Dadurch rücken die Begrüßung der Gäste, die Danksagung an Sponsoren und Förderer sowie das Thema des Abends ein wenig in den Hintergrund: die Trauer ist allen Sprechern ins Gesicht geschrieben. "Der Tod steht ihm nicht", werden die Gefühle auf den Punkt gebracht.

Vor allem Insa Wilke wirkt erschüttert und tief getroffen. Dennoch kommt kein Trübsinn auf, ganz wie Willemsen es sich wohl gewünscht hätte. Gleich zu Beginn wird klargestellt: Man möchte den Abend genießen, ganz im Sinne des Verstorbenen, der bei jeder seiner Eröffnungsreden erst einmal eines erreichen wollte: das Publikum zum Lachen zu bringen. Und das gelingt trotz des traurigen Ereignisses auch an diesem Abend.

Ein neues Programm

Ursprünglich hatten die Organisatoren eine Führung durch das literarische Werk Navid Kermanis im Sinn gehabt, doch als der Friedenspreisträger von der schweren Krankheit Willemsens erfährt, beschließt er, das Programm komplett umzuwerfen. "Roger sagte vehement nein", erzählt Wilke schmunzelnd. Das große Werk des Orientalisten müsse vermittelt werden. Aber Kermani setzte sich durch.

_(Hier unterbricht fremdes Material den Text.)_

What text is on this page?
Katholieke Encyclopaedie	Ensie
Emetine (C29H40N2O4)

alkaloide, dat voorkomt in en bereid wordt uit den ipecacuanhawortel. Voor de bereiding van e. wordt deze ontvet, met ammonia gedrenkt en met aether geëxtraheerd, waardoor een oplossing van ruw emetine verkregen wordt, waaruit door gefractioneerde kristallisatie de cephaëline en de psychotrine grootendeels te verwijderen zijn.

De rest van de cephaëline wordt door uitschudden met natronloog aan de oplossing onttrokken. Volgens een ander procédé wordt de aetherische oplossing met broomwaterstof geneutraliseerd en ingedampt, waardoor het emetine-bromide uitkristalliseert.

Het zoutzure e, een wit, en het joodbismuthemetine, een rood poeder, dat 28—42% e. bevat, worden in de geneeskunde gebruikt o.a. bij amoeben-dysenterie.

Im Zentrum des Abends steht noch immer das Werk Kermanis, es teilt sich jedoch das Rampenlicht mit Auszügen aus dem Werk Willemsens. Vorgelesen werden die Texte zum Teil von Kermani selbst, vor allem aber von Assheuer und Dentler, die mit Hilfe ihrer großartigen Stimmen die Welten Kermanis und Willemsens vor dem inneren Auge der Zuhörer entstehen lassen. 

Der Anfang und das Ende

Die Lesung dreht sich um die großen Ereignisse des Lebens, nämlich Geburt und Tod. Zentral für die erste Leserunde ist der Verlust, von beiden Autoren völlig unterschiedlich definiert und wahrgenommen. Und doch liegen beide Texte auf verblüffende Weise dicht beieinander, was Empfindungen und Botschaft angeht. 

Insgesamt vier Leserunden gibt es, auf jede folgt eine kurze Diskussion zwischen Wilke und Kermani. Dieser kannte Willemsen nicht wirklich, denn beide haben sich nie miteinander unterhalten. Eine Begegnung zwischen den beiden, bei der kein Wort gesprochen wird, sorgt bei allen für erlösende Erheiterung. "Navid war einer der Wenigen, die im Schweigen mit Roger verbunden waren", kommentiert Wilke die Anekdote. 

Blindflug durch die Texte

Auch die weltpolitische Lage ist Thema des Abends. Die Texte Kermanis handeln von somalischen Flüchtlingen und der heimlich wiederaufgenommenen Arbeit von Ärzten und Krankenschwestern in einem syrischen Krankenhaus. Thematisch laufen die Texte der beiden Schriftsteller parallel zueinander, obwohl sie von völlig unterschiedlichen Dingen handeln. Die Geburt eines Frühchens wird mit der Landung der Flüchtlinge an der spanischen Küste in Verbindung gebracht, die Beobachtung zweier junger Liebender mit der Betrachtung eines Bildnisses des Malers El Greco.

Die spontane Planung des Abends schimmert immer wieder durch, ohne jedoch zu stören. Vielmehr passen die wenigen Stolperer viel besser zur Situation als ein perfekt durchgeplantes und organisiertes Programm. Dass die Texte überwiegend melancholisch sind und von eher düsteren Themen handeln, verhindert dennoch nicht, dass die Stimmung insgesamt hoffnungsvoll und hin und wieder sogar heiter ist.

Als die Lesung zu Ende geht, fühlt sich das Ende abrupt an. Viele sind noch völlig in den brillanten tiefgründigen Texten versunken und müssen erst in die Realität zurückfinden. Fest steht, dass dieser Abend den Zuschauern im Gedächtnis bleiben wird, verband er doch die Trauer um Roger Willemsen mit einem leichten, heiteren Optimismus, der in der jetzigen Zeit besonders wichtig ist.